Pour cette Bodo Cabriolet, l’approche retenue par Brabus ne relève pas de la simple transformation cosmétique. Le préparateur allemand reconstruit la Vanquish Volante en une sculpture mécanique entièrement habillée de carbone, étirée sur 5,06 m de long pour seulement 1,30 m de haut, proportions qui confèrent à la Bodo Cabriolet une allure de torpille gothique, basse, élancée, presque irréelle. Le prix annoncé, 1 077 000 € HT, confirme que cette création ne vise pas à élargir la clientèle d’Aston Martin, mais à séduire une poignée de collectionneurs capables d’apprécier un objet dont la rareté est aussi déterminante que la performance.
L’habitacle de la Bodo Cabriolet adopte la philosophie Brabus Masterpiece, avec un travail artisanal poussé sur le cuir, le carbone Dark Shadow et une signature Bodo Buschmann brodée sur les panneaux de portes. La sellerie, le plancher et le coffre reprennent le motif de matelassage Shell, exclusif à cette série.
Chaque exemplaire est livré avec un sac de voyage assorti et des clés gainées de cuir, tandis qu’un passeport numérique basé sur la blockchain permet de tracer l’historique du véhicule via une plaque dédiée, dispositif dont la valeur pratique reste secondaire face à la dimension symbolique de l’ensemble.
Sous la carrosserie de la Brabus Bodo Cabriolet intégralement en carbone, Brabus conserve le moteur d’origine mais le pousse à des niveaux qui dépassent largement les standards de la Vanquish Volante. Le bloc V8 5,2 l bi‑turbo atteint désormais 1 000 ch et 1 200 Nm de couple, transmis par une boîte automatique à 8 rapports associée à un différentiel électronique.
Les performances annoncées sont à la hauteur de cette débauche mécanique : 0 à 100 km/h en 3,0 s, 200 km/h en 8,5 s, 300 km/h en 23,9 s, pour une vitesse de pointe limitée électroniquement à environ 360 km/h.
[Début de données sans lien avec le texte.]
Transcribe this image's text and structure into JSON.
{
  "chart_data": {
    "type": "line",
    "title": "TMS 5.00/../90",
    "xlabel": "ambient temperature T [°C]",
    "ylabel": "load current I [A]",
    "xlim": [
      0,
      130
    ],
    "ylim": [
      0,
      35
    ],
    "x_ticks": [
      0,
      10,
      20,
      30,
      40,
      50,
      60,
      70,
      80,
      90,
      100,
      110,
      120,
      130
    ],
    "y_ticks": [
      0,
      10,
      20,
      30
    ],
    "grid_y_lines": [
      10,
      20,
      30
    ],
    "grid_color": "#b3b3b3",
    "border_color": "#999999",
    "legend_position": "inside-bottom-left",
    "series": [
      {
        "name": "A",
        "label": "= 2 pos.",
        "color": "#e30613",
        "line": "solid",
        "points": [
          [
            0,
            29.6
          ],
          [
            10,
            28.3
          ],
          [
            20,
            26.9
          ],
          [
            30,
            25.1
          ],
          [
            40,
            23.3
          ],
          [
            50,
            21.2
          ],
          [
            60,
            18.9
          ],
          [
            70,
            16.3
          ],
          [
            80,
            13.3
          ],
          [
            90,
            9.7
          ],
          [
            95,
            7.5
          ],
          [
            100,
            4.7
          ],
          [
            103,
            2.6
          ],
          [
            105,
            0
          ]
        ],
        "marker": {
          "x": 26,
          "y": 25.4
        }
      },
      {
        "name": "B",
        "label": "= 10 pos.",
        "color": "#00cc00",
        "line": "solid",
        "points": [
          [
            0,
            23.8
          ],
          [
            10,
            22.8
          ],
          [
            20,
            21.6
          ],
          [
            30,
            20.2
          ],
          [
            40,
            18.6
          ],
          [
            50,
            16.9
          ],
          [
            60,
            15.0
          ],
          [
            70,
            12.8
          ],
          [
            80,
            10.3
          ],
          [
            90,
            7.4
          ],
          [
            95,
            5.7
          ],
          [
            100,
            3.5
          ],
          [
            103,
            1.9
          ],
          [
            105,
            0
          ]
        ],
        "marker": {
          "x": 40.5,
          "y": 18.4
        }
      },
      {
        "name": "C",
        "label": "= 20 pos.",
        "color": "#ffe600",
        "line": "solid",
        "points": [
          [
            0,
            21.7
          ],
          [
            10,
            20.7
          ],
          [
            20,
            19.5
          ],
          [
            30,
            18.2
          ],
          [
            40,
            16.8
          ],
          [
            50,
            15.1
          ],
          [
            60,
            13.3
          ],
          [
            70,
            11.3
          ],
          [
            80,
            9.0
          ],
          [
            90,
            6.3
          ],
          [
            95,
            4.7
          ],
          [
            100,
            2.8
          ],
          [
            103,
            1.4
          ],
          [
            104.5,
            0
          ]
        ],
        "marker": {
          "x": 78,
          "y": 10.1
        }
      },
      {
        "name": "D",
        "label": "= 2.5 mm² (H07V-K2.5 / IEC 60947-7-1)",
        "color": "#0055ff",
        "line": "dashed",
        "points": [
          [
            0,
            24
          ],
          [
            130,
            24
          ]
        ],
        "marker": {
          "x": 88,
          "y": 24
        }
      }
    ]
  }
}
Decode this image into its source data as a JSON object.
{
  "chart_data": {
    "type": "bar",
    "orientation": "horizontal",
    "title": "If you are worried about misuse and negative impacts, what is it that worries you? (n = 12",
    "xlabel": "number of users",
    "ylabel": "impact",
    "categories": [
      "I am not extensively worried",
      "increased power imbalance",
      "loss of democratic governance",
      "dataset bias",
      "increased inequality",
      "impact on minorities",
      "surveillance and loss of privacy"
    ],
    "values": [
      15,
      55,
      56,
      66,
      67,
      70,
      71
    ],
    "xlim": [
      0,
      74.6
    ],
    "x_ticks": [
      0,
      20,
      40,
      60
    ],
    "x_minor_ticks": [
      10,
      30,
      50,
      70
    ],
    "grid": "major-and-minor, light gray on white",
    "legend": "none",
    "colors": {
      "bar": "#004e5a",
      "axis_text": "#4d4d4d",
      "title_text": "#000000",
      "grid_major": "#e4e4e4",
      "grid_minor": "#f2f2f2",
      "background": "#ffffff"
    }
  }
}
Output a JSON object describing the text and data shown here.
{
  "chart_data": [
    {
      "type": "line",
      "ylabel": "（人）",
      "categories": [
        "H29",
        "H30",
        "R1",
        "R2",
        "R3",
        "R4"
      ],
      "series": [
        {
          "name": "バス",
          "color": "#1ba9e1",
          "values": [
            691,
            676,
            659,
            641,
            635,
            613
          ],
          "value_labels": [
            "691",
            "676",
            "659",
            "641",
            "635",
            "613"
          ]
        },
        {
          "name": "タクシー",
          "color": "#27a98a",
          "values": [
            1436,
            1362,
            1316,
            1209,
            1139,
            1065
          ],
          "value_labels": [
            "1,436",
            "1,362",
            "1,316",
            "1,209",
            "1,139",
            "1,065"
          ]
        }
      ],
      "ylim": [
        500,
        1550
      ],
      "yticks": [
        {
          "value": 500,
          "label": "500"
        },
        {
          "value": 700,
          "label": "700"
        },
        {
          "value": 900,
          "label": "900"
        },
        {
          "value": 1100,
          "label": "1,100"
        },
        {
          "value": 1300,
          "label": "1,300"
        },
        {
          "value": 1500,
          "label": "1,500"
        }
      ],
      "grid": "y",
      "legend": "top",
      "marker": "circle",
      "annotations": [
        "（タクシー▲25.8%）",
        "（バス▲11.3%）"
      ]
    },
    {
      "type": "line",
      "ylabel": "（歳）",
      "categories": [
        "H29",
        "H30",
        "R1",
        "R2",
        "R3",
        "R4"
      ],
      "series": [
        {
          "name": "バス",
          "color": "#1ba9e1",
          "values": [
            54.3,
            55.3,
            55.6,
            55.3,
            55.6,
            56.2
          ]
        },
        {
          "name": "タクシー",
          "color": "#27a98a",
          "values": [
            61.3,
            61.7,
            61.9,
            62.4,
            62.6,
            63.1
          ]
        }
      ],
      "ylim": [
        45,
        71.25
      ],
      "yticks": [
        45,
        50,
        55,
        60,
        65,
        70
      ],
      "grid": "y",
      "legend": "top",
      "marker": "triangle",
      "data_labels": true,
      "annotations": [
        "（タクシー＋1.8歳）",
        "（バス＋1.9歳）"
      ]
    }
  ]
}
Le spoiler arrière électrique en carbone peut se dresser à la verticale afin de servir d’aérofrein lors des décélérations extrêmes, une fonctionnalité qui illustre parfaitement le décalage entre la sophistication technique et l’usage réel que pourront en faire les propriétaires.
Le châssis bénéficie d’un système de levée sur les deux essieux, capable d’augmenter la garde au sol de 25 mm pour franchir les obstacles urbains. Ce dispositif se désactive automatiquement au‑delà de 45 km/h, garantissant que la voiture retrouve son assiette optimale dès que la vitesse augmente.
Enfin, la Brabus Bodo Cabriolet apparaît ainsi comme une pièce d’orfèvrerie mécanique, un hommage assumé à l’excès et à la vision singulière de Bodo Buschmann. Plus qu’une GT décapotable, elle incarne une philosophie où la rareté, la puissance et le style fusionnent pour donner naissance à un objet qui dépasse la logique automobile traditionnelle.